MITCHELL V. C. W. VOLLMER & CO., INC., 349 U. S. 427 (1955)

349 U. S. 427

U.S. Supreme Court

Mitchell v. C. W. Vollmer & Co., Inc., 349 U.S. 427 (1955)

Mitchell v. C. W. Vollmer & Co., Inc.

No. 387

Argued March 3, 1955

Decided June 6, 1955

349 U.S. 427

Syllabus

Employees engaged in the construction of the Algiers Lock and Canal, in Orleans Parish, Louisiana, which will form part of the Gulf Intracoastal Waterway (extending from Florida to the Mexican border), and which was designed as an alternate route to an inadequate existing lock and canal, are "engaged in commerce" within the meaning of § 7 of the Fair Labor Standards Act; and the 40-hour week and overtime provisions of the Act are applicable to them.
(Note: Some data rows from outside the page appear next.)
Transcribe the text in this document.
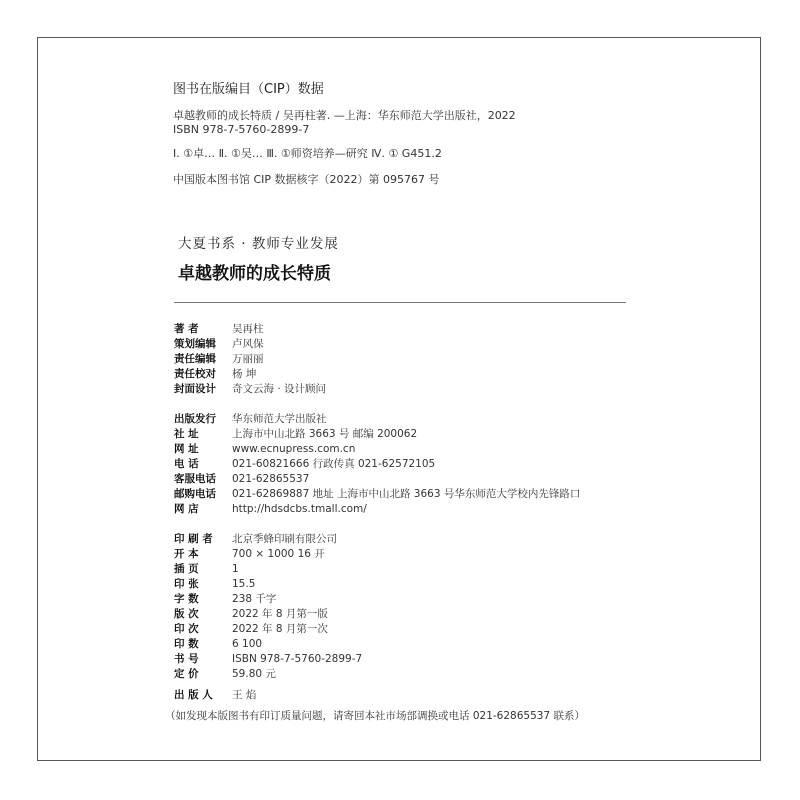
图书在版编目（CIP）数据
卓越教师的成长特质 / 吴再柱著. —上海：华东师范大学出版社，2022
ISBN 978-7-5760-2899-7
Ⅰ. ①卓… Ⅱ. ①吴… Ⅲ. ①师资培养—研究 Ⅳ. ① G451.2
中国版本图书馆 CIP 数据核字（2022）第 095767 号
大夏书系 · 教师专业发展
卓越教师的成长特质
著 者	吴再柱
策划编辑 卢风保
责任编辑 万丽丽
责任校对 杨 坤
封面设计 奇文云海 · 设计顾问
出版发行 华东师范大学出版社
社 址	上海市中山北路 3663 号 邮编 200062
网 址	www.ecnupress.com.cn
电 话	021-60821666 行政传真 021-62572105
客服电话 021-62865537
邮购电话 021-62869887 地址 上海市中山北路 3663 号华东师范大学校内先锋路口
网 店	http://hdsdcbs.tmall.com/
印 刷 者 北京季蜂印刷有限公司
开 本	700 × 1000 16 开
插 页	1
印 张	15.5
字 数	238 千字
版 次	2022 年 8 月第一版
印 次	2022 年 8 月第一次
印 数	6 100
书 号	ISBN 978-7-5760-2899-7
定 价	59.80 元
出 版 人 王 焰
（如发现本版图书有印订质量问题，请寄回本社市场部调换或电话 021-62865537 联系）
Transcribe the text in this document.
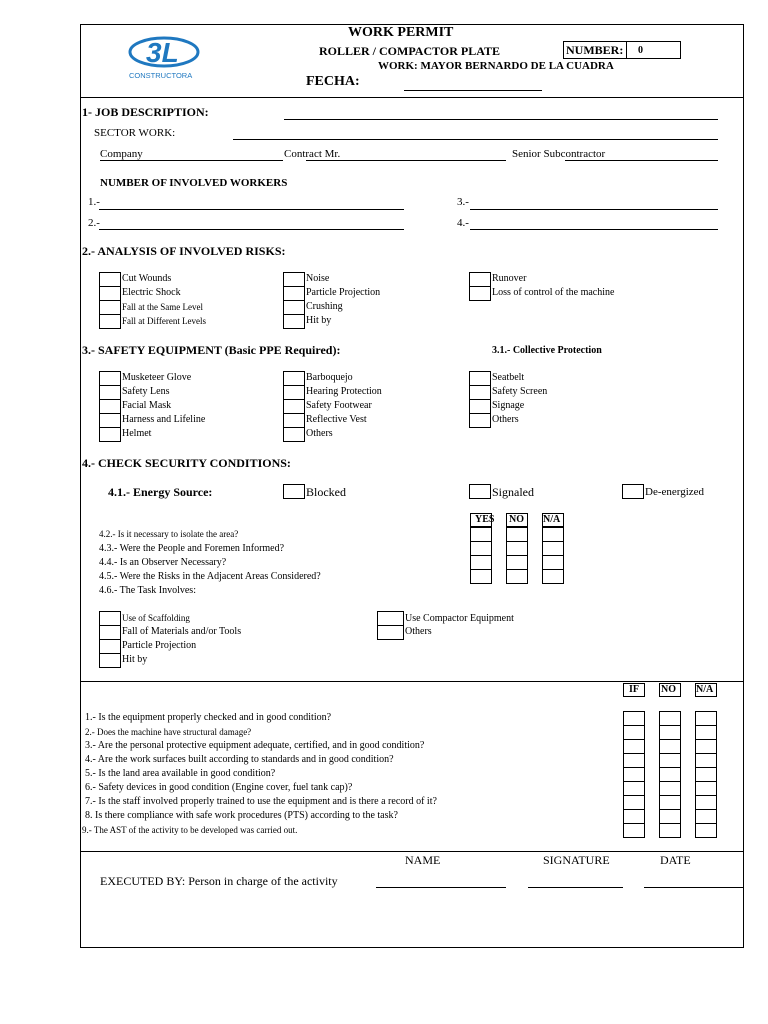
3L
CONSTRUCTORA
WORK PERMIT
ROLLER / COMPACTOR PLATE
WORK: MAYOR BERNARDO DE LA CUADRA
FECHA:
NUMBER: 0
1- JOB DESCRIPTION:
SECTOR WORK:
Company	Contract Mr.	Senior Subcontractor
NUMBER OF INVOLVED WORKERS
1.-
2.-
3.-
4.-
2.- ANALYSIS OF INVOLVED RISKS:
Cut Wounds
Electric Shock
Fall at the Same Level
Fall at Different Levels
Noise
Particle Projection
Crushing
Hit by
Runover
Loss of control of the machine
3.- SAFETY EQUIPMENT (Basic PPE Required):	3.1.- Collective Protection
Musketeer Glove
Safety Lens
Facial Mask
Harness and Lifeline
Helmet
Barboquejo
Hearing Protection
Safety Footwear
Reflective Vest
Others
Seatbelt
Safety Screen
Signage
Others
4.- CHECK SECURITY CONDITIONS:
4.1.- Energy Source:	Blocked	Signaled	De-energized
YES NO N/A
4.2.- Is it necessary to isolate the area?
4.3.- Were the People and Foremen Informed?
4.4.- Is an Observer Necessary?
4.5.- Were the Risks in the Adjacent Areas Considered?
4.6.- The Task Involves:
Use of Scaffolding
Fall of Materials and/or Tools
Particle Projection
Hit by
Use Compactor Equipment
Others
IF NO N/A
1.- Is the equipment properly checked and in good condition?
2.- Does the machine have structural damage?
3.- Are the personal protective equipment adequate, certified, and in good condition?
4.- Are the work surfaces built according to standards and in good condition?
5.- Is the land area available in good condition?
6.- Safety devices in good condition (Engine cover, fuel tank cap)?
7.- Is the staff involved properly trained to use the equipment and is there a record of it?
8. Is there compliance with safe work procedures (PTS) according to the task?
9.- The AST of the activity to be developed was carried out.
NAME	SIGNATURE	DATE
EXECUTED BY: Person in charge of the activity
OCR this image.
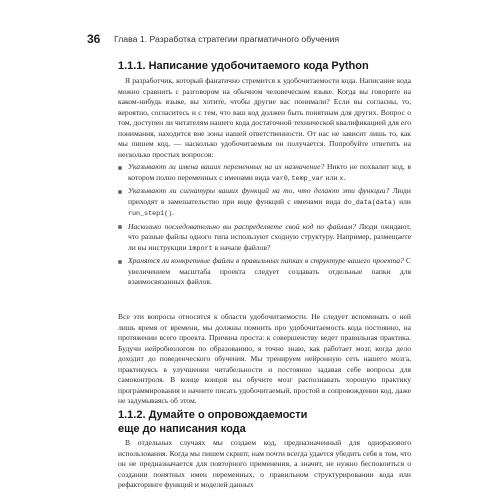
36 Глава 1. Разработка стратегии прагматичного обучения
1.1.1. Написание удобочитаемого кода Python

Я разработчик, который фанатично стремится к удобочитаемости кода. Написание кода можно сравнить с разговором на обычном человеческом языке. Когда вы говорите на каком-нибудь языке, вы хотите, чтобы другие вас понимали? Если вы согласны, то, вероятно, согласитесь и с тем, что ваш код должен быть понятным для других. Вопрос о том, доступен ли читателям нашего кода достаточной технической квалификацией для его понимания, находится вне зоны нашей ответственности. От нас не зависит лишь то, как мы пишем код, — насколько удобочитаемым он получается. Попробуйте ответить на несколько простых вопросов:

Указывают ли имена ваших переменных на их назначение? Никто не похвалит код, в котором полно переменных с именами вида var0, temp_var или x.
Указывают ли сигнатуры ваших функций на то, что делают эти функции? Люди приходят в замешательство при виде функций с именами вида do_data(data) или run_step1().
Насколько последовательно вы распределяете свой код по файлам? Люди ожидают, что разные файлы одного типа используют сходную структуру. Например, размещаете ли вы инструкции import в начале файлов?
Хранятся ли конкретные файлы в правильных папках в структуре вашего проекта? С увеличением масштаба проекта следует создавать отдельные папки для взаимосвязанных файлов.

Все эти вопросы относятся к области удобочитаемости. Не следует вспоминать о ней лишь время от времени, мы должны помнить про удобочитаемость кода постоянно, на протяжении всего проекта. Причина проста: к совершенству ведет правильная практика. Будучи нейробиологом по образованию, я точно знаю, как работает мозг, когда дело доходит до поведенческого обучения. Мы тренируем нейронную сеть нашего мозга, практикуясь в улучшении читабельности и постоянно задавая себе вопросы для самоконтроля. В конце концов вы обучите мозг распознавать хорошую практику программирования и начнете писать удобочитаемый, простой в сопровождении код, даже не задумываясь об этом.

1.1.2. Думайте о опровождаемости
еще до написания кода

В отдельных случаях мы создаем код, предназначенный для одноразового использования. Когда мы пишем скрипт, нам почти всегда удается убедить себя в том, что он не предназначается для повторного применения, а значит, не нужно беспокоиться о создании понятных имен переменных, о правильном структурировании кода или рефакторинге функций и моделей данных
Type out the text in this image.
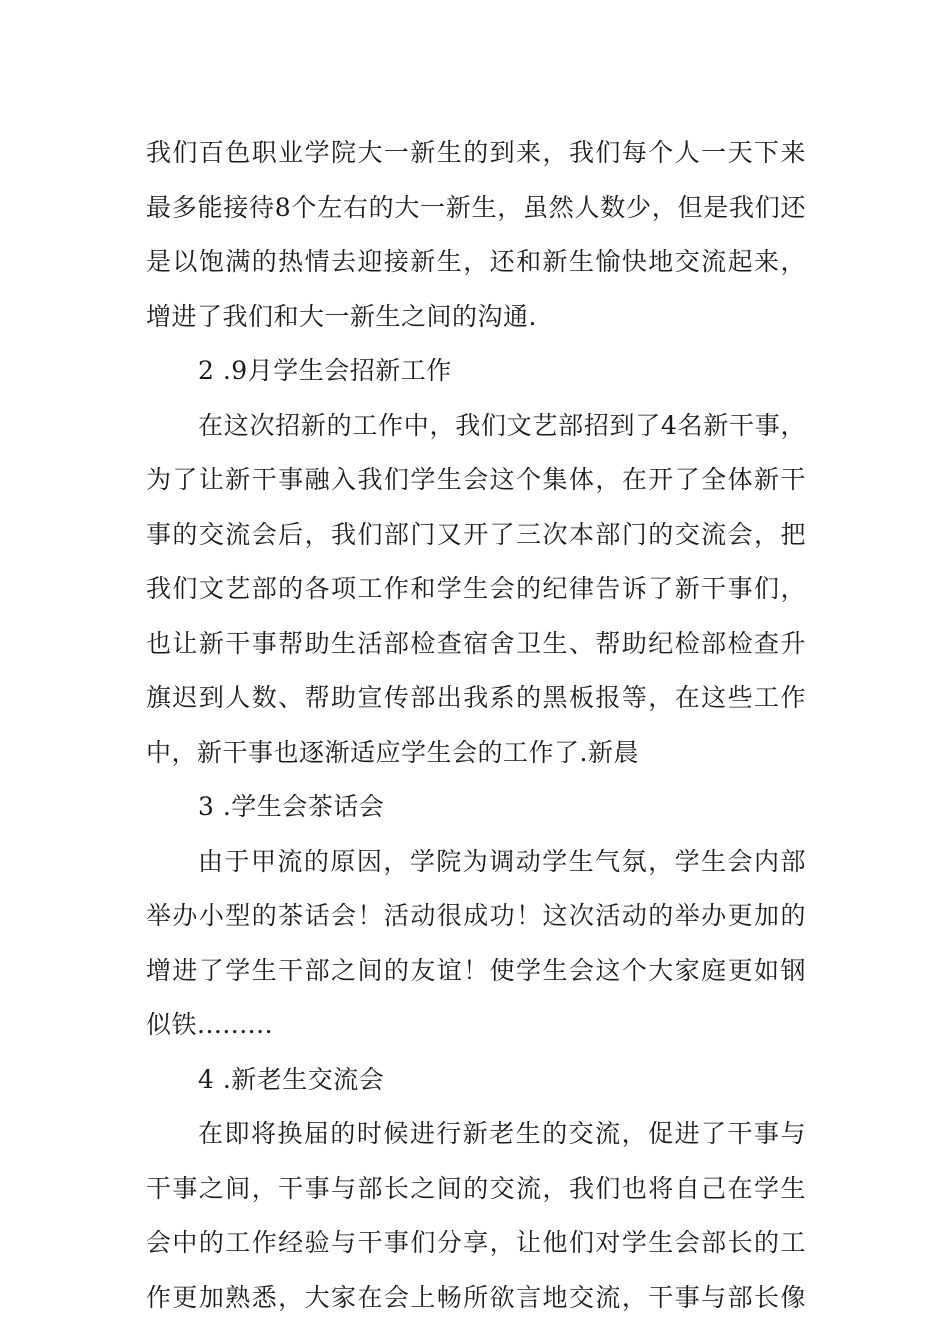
我们百色职业学院大一新生的到来，我们每个人一天下来
最多能接待8个左右的大一新生，虽然人数少，但是我们还
是以饱满的热情去迎接新生，还和新生愉快地交流起来，
增进了我们和大一新生之间的沟通.
2 .9月学生会招新工作
在这次招新的工作中，我们文艺部招到了4名新干事，
为了让新干事融入我们学生会这个集体，在开了全体新干
事的交流会后，我们部门又开了三次本部门的交流会，把
我们文艺部的各项工作和学生会的纪律告诉了新干事们，
也让新干事帮助生活部检查宿舍卫生、帮助纪检部检查升
旗迟到人数、帮助宣传部出我系的黑板报等，在这些工作
中，新干事也逐渐适应学生会的工作了.新晨
3 .学生会茶话会
由于甲流的原因，学院为调动学生气氛，学生会内部
举办小型的茶话会！活动很成功！这次活动的举办更加的
增进了学生干部之间的友谊！使学生会这个大家庭更如钢
似铁.........
4 .新老生交流会
在即将换届的时候进行新老生的交流，促进了干事与
干事之间，干事与部长之间的交流，我们也将自己在学生
会中的工作经验与干事们分享，让他们对学生会部长的工
作更加熟悉，大家在会上畅所欲言地交流，干事与部长像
Pp. 349 U. S. 428-430.

(a) Raymond v. Chicago, M. St.P. R. Co., 243 U. S. 43, distinguished. Pp. 349 U. S. 429-430.

(b) Whether an employee is "engaged in commerce" within the meaning of § 7 of the Fair Labor Standards Act is determined by practical considerations, not by technical conceptions. P. 349 U. S. 429.

(c) The test of whether an employee is "engaged in commerce" within the meaning of the Act is whether the work is so directly and vitally related to the functioning of an instrumentality or facility of interstate commerce as to be, in practical effect, a part of it, rather than isolated, local activity. P. 349 U. S. 429.

(d) The work of improving existing facilities of interstate commerce, involved here, is activity "in commerce" within the meaning of the Act. P. 349 U. S. 430.